Chicken and fish prices jumped 10.4 percent and 8.4 percent, respectively, over the past year after further monthly advances. Beef was up 13 percent and pork, 15.1 percent, despite dips last month.
Food prices up, shelves empty
Additional food price increases may lie ahead with reports of empty store shelves in the Northeast as a result of omicron-related worker absences and winter storm disruptions, says economist Paul Ashworth of Capital Economics.
The pandemic has been behind the stomach-churning inflation.
Consumers who were already snapping up goods such as TVs and appliances while stuck at home during the health crisis began dining out and traveling more.

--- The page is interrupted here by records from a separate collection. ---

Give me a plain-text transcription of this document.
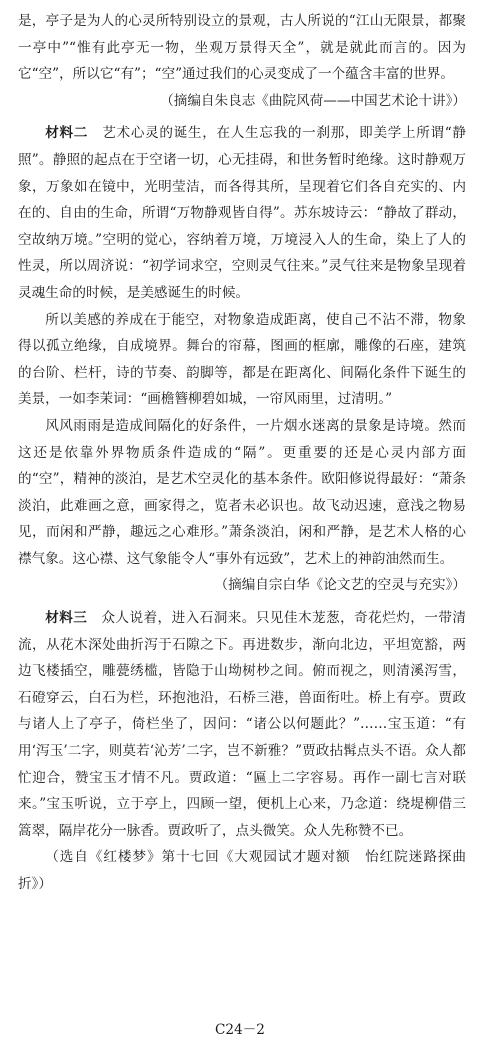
是，亭子是为人的心灵所特别设立的景观，古人所说的“江山无限景，都聚一亭中”“惟有此亭无一物，坐观万景得天全”，就是就此而言的。因为它“空”，所以它“有”；“空”通过我们的心灵变成了一个蕴含丰富的世界。

（摘编自朱良志《曲院风荷——中国艺术论十讲》）

材料二　 艺术心灵的诞生，在人生忘我的一刹那，即美学上所谓“静照”。静照的起点在于空诸一切，心无挂碍，和世务暂时绝缘。这时静观万象，万象如在镜中，光明莹洁，而各得其所，呈现着它们各自充实的、内在的、自由的生命，所谓“万物静观皆自得”。苏东坡诗云：“静故了群动，空故纳万境。”空明的觉心，容纳着万境，万境浸入人的生命，染上了人的性灵，所以周济说：“初学词求空，空则灵气往来。”灵气往来是物象呈现着灵魂生命的时候，是美感诞生的时候。

所以美感的养成在于能空，对物象造成距离，使自己不沾不滞，物象得以孤立绝缘，自成境界。舞台的帘幕，图画的框廓，雕像的石座，建筑的台阶、栏杆，诗的节奏、韵脚等，都是在距离化、间隔化条件下诞生的美景，一如李茉词：“画檐簪柳碧如城，一帘风雨里，过清明。”

风风雨雨是造成间隔化的好条件，一片烟水迷离的景象是诗境。然而这还是依靠外界物质条件造成的“隔”。更重要的还是心灵内部方面的“空”，精神的淡泊，是艺术空灵化的基本条件。欧阳修说得最好：“萧条淡泊，此难画之意，画家得之，览者未必识也。故飞动迟速，意浅之物易见，而闲和严静，趣远之心难形。”萧条淡泊，闲和严静，是艺术人格的心襟气象。这心襟、这气象能令人“事外有远致”，艺术上的神韵油然而生。

（摘编自宗白华《论文艺的空灵与充实》）

材料三　 众人说着，进入石洞来。只见佳木茏葱，奇花烂灼，一带清流，从花木深处曲折泻于石隙之下。再进数步，渐向北边，平坦宽豁，两边飞楼插空，雕甍绣槛，皆隐于山坳树杪之间。俯而视之，则清溪泻雪，石磴穿云，白石为栏，环抱池沿，石桥三港，兽面衔吐。桥上有亭。贾政与诸人上了亭子，倚栏坐了，因问：“诸公以何题此？”……宝玉道：“有用‘泻玉’二字，则莫若‘沁芳’二字，岂不新雅？”贾政拈髯点头不语。众人都忙迎合，赞宝玉才情不凡。贾政道：“匾上二字容易。再作一副七言对联来。”宝玉听说，立于亭上，四顾一望，便机上心来，乃念道：绕堤柳借三篙翠，隔岸花分一脉香。贾政听了，点头微笑。众人先称赞不已。

（选自《红楼梦》第十七回《大观园试才题对额　怡红院迷路探曲折》）

C24－2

Many were ready to splurge after they built up more than $2.5 trillion in additional savings from federal stimulus checks and enhanced unemployment benefit, as well as cutting back during the lockdowns.
Supply snags hit consumer price index
But a supply network still hobbled by the pandemic wasn’t prepared for the buying binges. Many overseas factories are running at partial capacity. Shipping containers are in short supply. And many truck drivers and warehouse workers are still caring for kids at home or fearful of contracting COVID-19.
The rare collision of robust demand and skimpy supplies has triggered widespread product shortages and higher prices that are outpacing solid wage increases for low- and middle-income Americans.